The underground hangar was quiet. Units 5 and 7 were out. Rei began his inspection of Unit 3’s airframe, starting on the forward left side and moving aft. He circled back to the nose from the right side, checking the exterior for oil leaks and surface damage. There were over a hundred items on the inspection checklist, and although some of them were not mandatory on a daily basis, Rei checked them all.

Once the visual inspection was done, he climbed into the cockpit to perform the onboard tests. Thick cables dangled from Yukikaze’s underside, connecting her to the external power supply and the SAF computers. He set the master test selector to onboard test mode.
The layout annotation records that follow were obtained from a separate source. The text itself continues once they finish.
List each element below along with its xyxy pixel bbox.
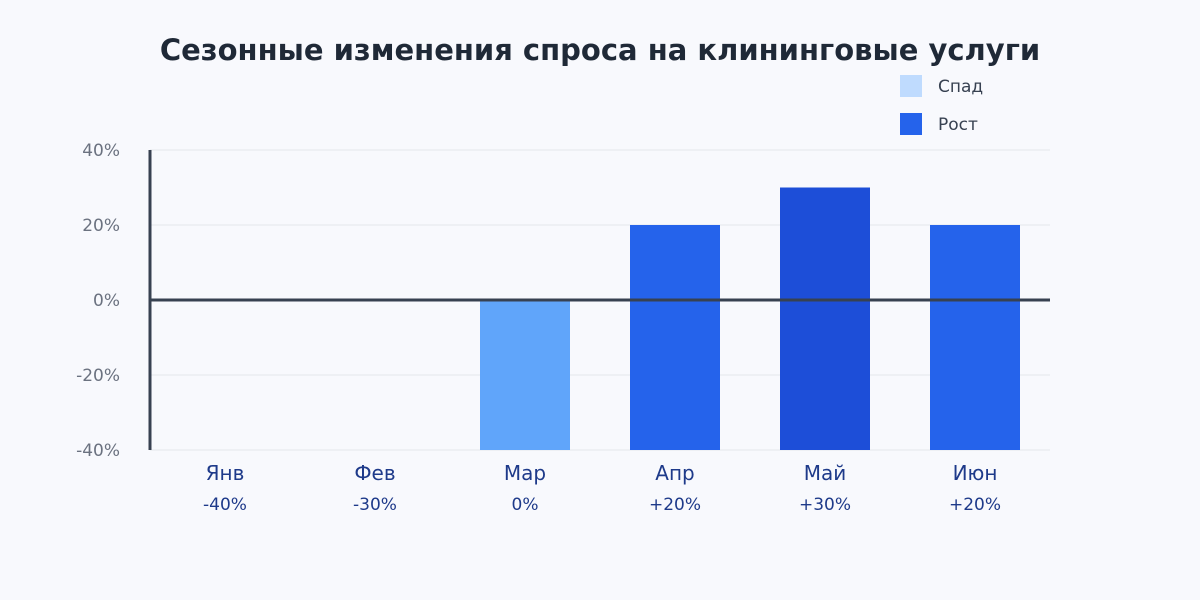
data-label: +20% [649, 495, 701, 515]
x-tick-label: Фев [354, 461, 395, 485]
data-label: -30% [353, 495, 397, 515]
y-tick-label: 40% [82, 141, 120, 161]
legend: Спад Рост [900, 75, 983, 135]
y-axis-ticks: 40% 20% 0% -20% -40% [76, 141, 120, 461]
data-label: -40% [203, 495, 247, 515]
data-label: 0% [512, 495, 539, 515]
data-label: +20% [949, 495, 1001, 515]
x-tick-label: Июн [953, 461, 998, 485]
axes [148, 150, 1050, 450]
bar-Июн [930, 225, 1020, 450]
y-tick-label: 0% [93, 291, 120, 311]
legend-swatch [900, 113, 922, 135]
legend-swatch [900, 75, 922, 97]
x-tick-label: Апр [655, 461, 694, 485]
bar-Май [780, 187, 870, 450]
y-tick-label: 20% [82, 216, 120, 236]
y-tick-label: -20% [76, 366, 120, 386]
x-tick-label: Янв [206, 461, 245, 485]
chart-title: Сезонные изменения спроса на клининговые… [160, 33, 1040, 67]
legend-label: Рост [938, 115, 978, 135]
bars [480, 187, 1020, 450]
y-tick-label: -40% [76, 441, 120, 461]
x-tick-label: Май [804, 461, 847, 485]
legend-label: Спад [938, 77, 983, 97]
x-tick-label: Мар [504, 461, 546, 485]
data-label: +30% [799, 495, 851, 515]
bar-Мар [480, 300, 570, 450]
bar-Апр [630, 225, 720, 450]
x-axis-labels: Янв -40% Фев -30% Мар 0% Апр +20% Май +30% Июн +20% [203, 461, 1001, 515]
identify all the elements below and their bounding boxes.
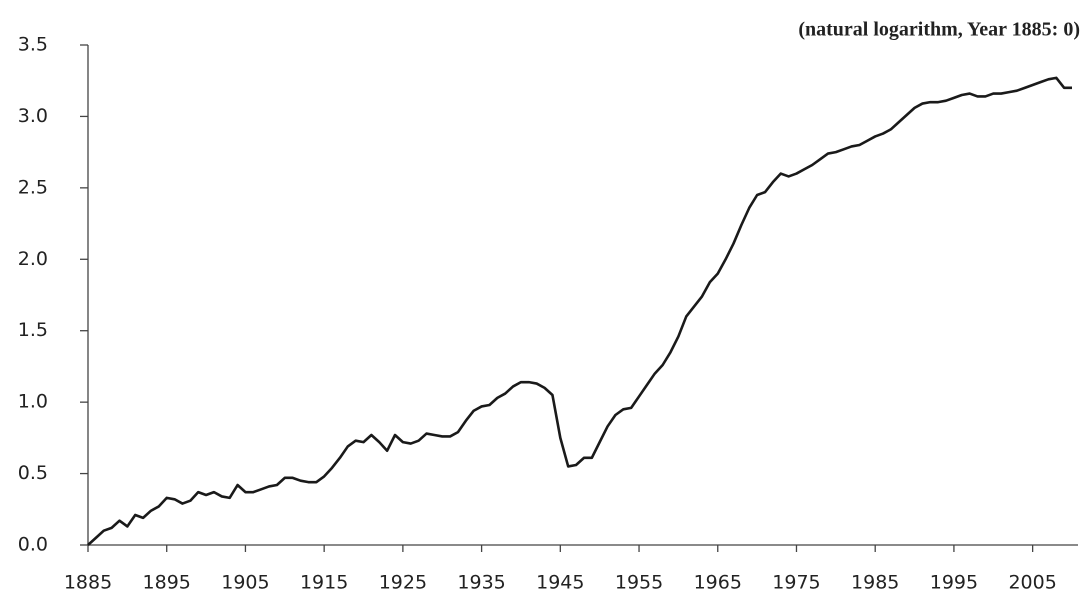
- x-tick-label: 1935: [457, 572, 505, 594]
- annotation: (natural logarithm, Year 1885: 0): [798, 19, 1080, 41]
- x-tick-label: 1955: [615, 572, 663, 594]
- x-tick-label: 1905: [221, 572, 269, 594]
- x-tick-label: 1925: [379, 572, 427, 594]
- y-tick-label: 0.0: [18, 534, 48, 556]
- y-tick-label: 2.0: [18, 248, 48, 270]
- x-tick-label: 1985: [851, 572, 899, 594]
- y-tick-label: 1.5: [18, 319, 48, 341]
- x-tick-label: 1885: [64, 572, 112, 594]
- x-tick-label: 1965: [694, 572, 742, 594]
- y-tick-label: 3.0: [18, 105, 48, 127]
- y-tick-label: 0.5: [18, 462, 48, 484]
- x-tick-label: 1975: [772, 572, 820, 594]
- line-series: [87, 76, 1072, 546]
- y-tick-label: 1.0: [18, 391, 48, 413]
- y-tick-label: 2.5: [18, 176, 48, 198]
- x-tick-label: 2005: [1008, 572, 1056, 594]
- x-tick-label: 1915: [300, 572, 348, 594]
- y-tick-label: 3.5: [18, 34, 48, 56]
- x-tick-label: 1995: [930, 572, 978, 594]
- x-tick-label: 1945: [536, 572, 584, 594]
- x-tick-label: 1895: [143, 572, 191, 594]
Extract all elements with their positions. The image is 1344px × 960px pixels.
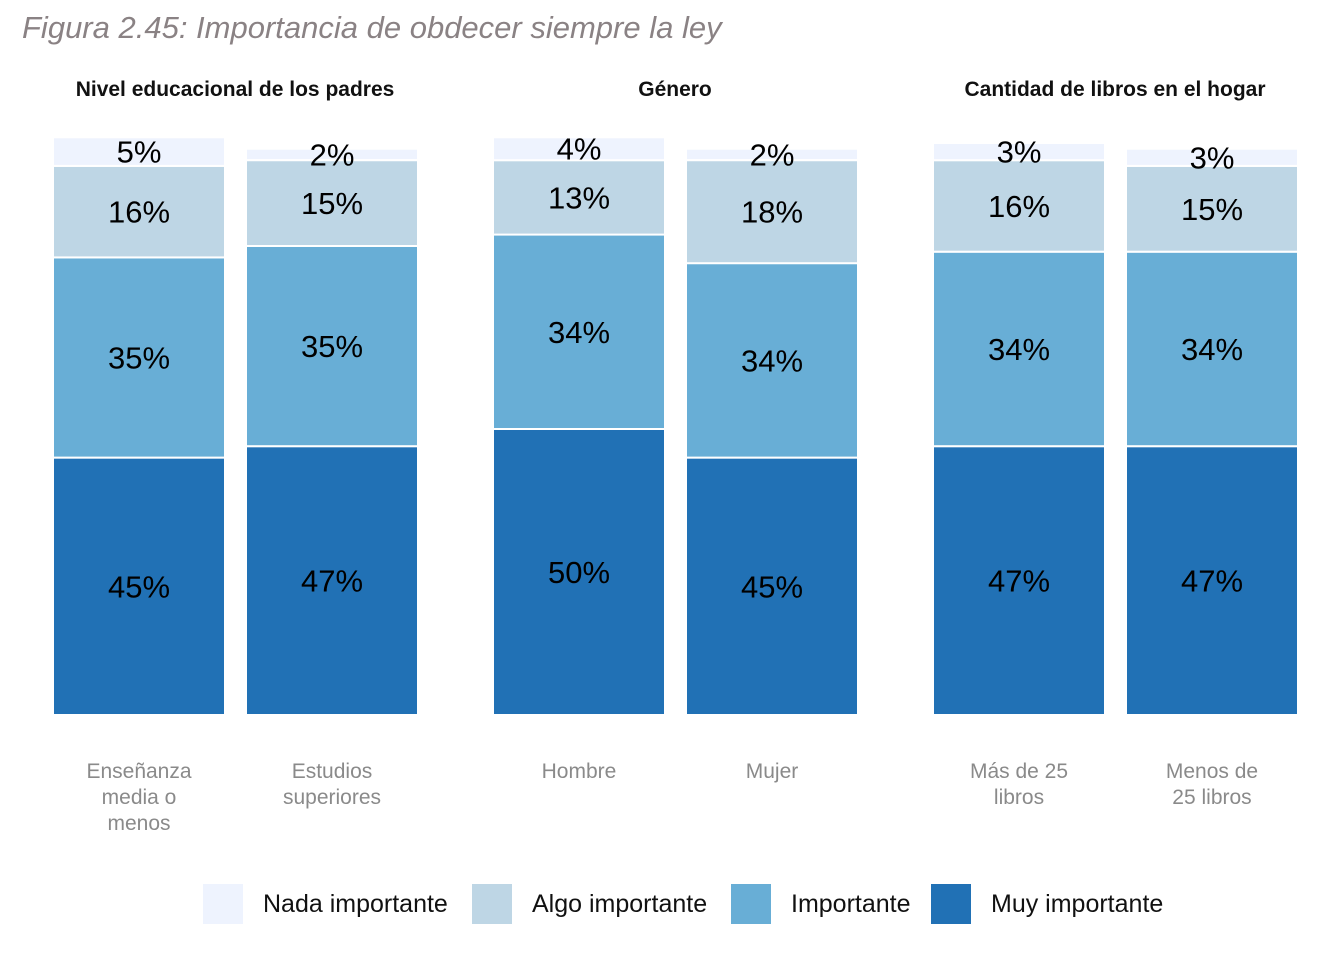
category-label-line: Mujer <box>746 760 799 783</box>
legend-item-muy: Muy importante <box>931 883 1163 925</box>
legend-label-algo: Algo importante <box>532 889 708 918</box>
category-label-line: Más de 25 <box>970 760 1068 783</box>
bar-segment-nada <box>52 136 226 167</box>
panel-1-title: Nivel educacional de los padres <box>76 78 395 101</box>
legend: Nada importante Algo importante Importan… <box>0 883 1344 927</box>
panel-3: Cantidad de libros en el hogar 47% 34% 16% 3… <box>932 78 1299 809</box>
category-label: Más de 25 libros <box>970 760 1068 809</box>
data-label-importante: 34% <box>988 332 1050 367</box>
data-label-importante: 35% <box>108 341 170 376</box>
category-label-line: Enseñanza <box>86 760 191 783</box>
data-label-algo: 15% <box>1181 192 1243 227</box>
bar-segment-importante <box>685 262 859 459</box>
panel-2-title: Género <box>638 78 712 101</box>
bar-segment-nada <box>492 136 666 162</box>
legend-swatch-algo <box>472 884 512 924</box>
data-label-importante: 34% <box>1181 332 1243 367</box>
legend-swatch-muy <box>931 884 971 924</box>
data-label-muy: 45% <box>108 569 170 604</box>
bar-segment-importante <box>245 245 419 448</box>
category-label-line: Estudios <box>292 760 373 783</box>
data-label-muy: 47% <box>1181 564 1243 599</box>
panel-3-title: Cantidad de libros en el hogar <box>964 78 1265 101</box>
panel-3-bar-1: 47% 34% 16% 3% <box>932 135 1106 716</box>
legend-label-importante: Importante <box>791 889 911 918</box>
data-label-algo: 13% <box>548 180 610 215</box>
category-label-line: Hombre <box>542 760 617 783</box>
legend-label-muy: Muy importante <box>991 889 1164 918</box>
bar-segment-nada <box>932 142 1106 162</box>
data-label-algo: 15% <box>301 186 363 221</box>
bar-segment-muy <box>932 445 1106 716</box>
bar-segment-importante <box>932 250 1106 448</box>
data-label-importante: 35% <box>301 329 363 364</box>
data-label-nada: 3% <box>997 135 1042 170</box>
figure-title: Figura 2.45: Importancia de obdecer siem… <box>22 10 722 45</box>
bar-segment-muy <box>685 456 859 716</box>
panel-2: Género 50% 34% 13% 4% Hombre 45% 34% 18% 2% Mujer <box>492 78 859 783</box>
category-label-line: Menos de <box>1166 760 1258 783</box>
panel-1-bar-1: 45% 35% 16% 5% <box>52 135 226 716</box>
bar-segment-algo <box>492 159 666 236</box>
bar-segment-nada <box>245 147 419 162</box>
data-label-algo: 16% <box>988 189 1050 224</box>
category-label-line: libros <box>994 786 1044 809</box>
bar-segment-algo <box>52 164 226 259</box>
legend-label-nada: Nada importante <box>263 889 448 918</box>
data-label-nada: 4% <box>557 132 602 167</box>
panel-2-bar-1: 50% 34% 13% 4% <box>492 132 666 716</box>
bar-segment-muy <box>245 445 419 716</box>
category-label-line: media o <box>102 786 177 809</box>
bar-segment-muy <box>52 456 226 716</box>
legend-item-importante: Importante <box>731 883 911 925</box>
stacked-bar-chart: Nivel educacional de los padres 45% 35% 16%… <box>52 78 1299 835</box>
data-label-muy: 50% <box>548 555 610 590</box>
data-label-importante: 34% <box>548 315 610 350</box>
data-label-nada: 5% <box>117 135 162 170</box>
legend-swatch-importante <box>731 884 771 924</box>
bar-segment-algo <box>245 159 419 247</box>
category-label: Mujer <box>746 760 799 783</box>
panel-3-bar-2: 47% 34% 15% 3% <box>1125 140 1299 716</box>
bar-segment-muy <box>1125 445 1299 716</box>
category-label: Enseñanza media o menos <box>86 760 191 835</box>
bar-segment-algo <box>932 159 1106 253</box>
data-label-algo: 16% <box>108 195 170 230</box>
category-label: Estudios superiores <box>283 760 381 809</box>
data-label-algo: 18% <box>741 195 803 230</box>
legend-swatch-nada <box>203 884 243 924</box>
data-label-muy: 47% <box>301 564 363 599</box>
data-label-nada: 2% <box>750 137 795 172</box>
panel-1: Nivel educacional de los padres 45% 35% 16%… <box>52 78 419 835</box>
bar-segment-nada <box>685 147 859 162</box>
legend-item-nada: Nada importante <box>203 883 448 925</box>
category-label-line: superiores <box>283 786 381 809</box>
category-label-line: menos <box>107 812 170 835</box>
category-label-line: 25 libros <box>1172 786 1251 809</box>
bar-segment-importante <box>1125 250 1299 448</box>
data-label-muy: 45% <box>741 569 803 604</box>
legend-item-algo: Algo importante <box>472 883 707 925</box>
bar-segment-algo <box>685 159 859 265</box>
panel-1-bar-2: 47% 35% 15% 2% <box>245 137 419 716</box>
category-label: Menos de 25 libros <box>1166 760 1258 809</box>
category-label: Hombre <box>542 760 617 783</box>
data-label-nada: 2% <box>310 137 355 172</box>
data-label-nada: 3% <box>1190 140 1235 175</box>
data-label-muy: 47% <box>988 564 1050 599</box>
bar-segment-algo <box>1125 164 1299 253</box>
bar-segment-importante <box>492 233 666 430</box>
panel-2-bar-2: 45% 34% 18% 2% <box>685 137 859 716</box>
data-label-importante: 34% <box>741 343 803 378</box>
bar-segment-nada <box>1125 147 1299 167</box>
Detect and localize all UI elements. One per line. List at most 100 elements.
Then, after confirming that the throttle was disengaged and the master arm switch was set to SAFE, he initiated the programmable electronics self-test and began ticking off the items on the checklist. As test signals were sent to all of the avionics and navigation sensors, simulation checks were run on the air inlet control programmer, the automatic flight control set, the central air data computer, the throttle control auto-mode, and a host of other systems.

After that, there were the communications systems to check, the fuel transfer control system, the operations of all the displays, the cockpit opening and closing function… And by that point, it seemed almost a half-measure to not simply go ahead and run the engines, too. Still, it couldn’t be helped. Rei climbed down from Yukikaze, feeling like he was being separated from his lover.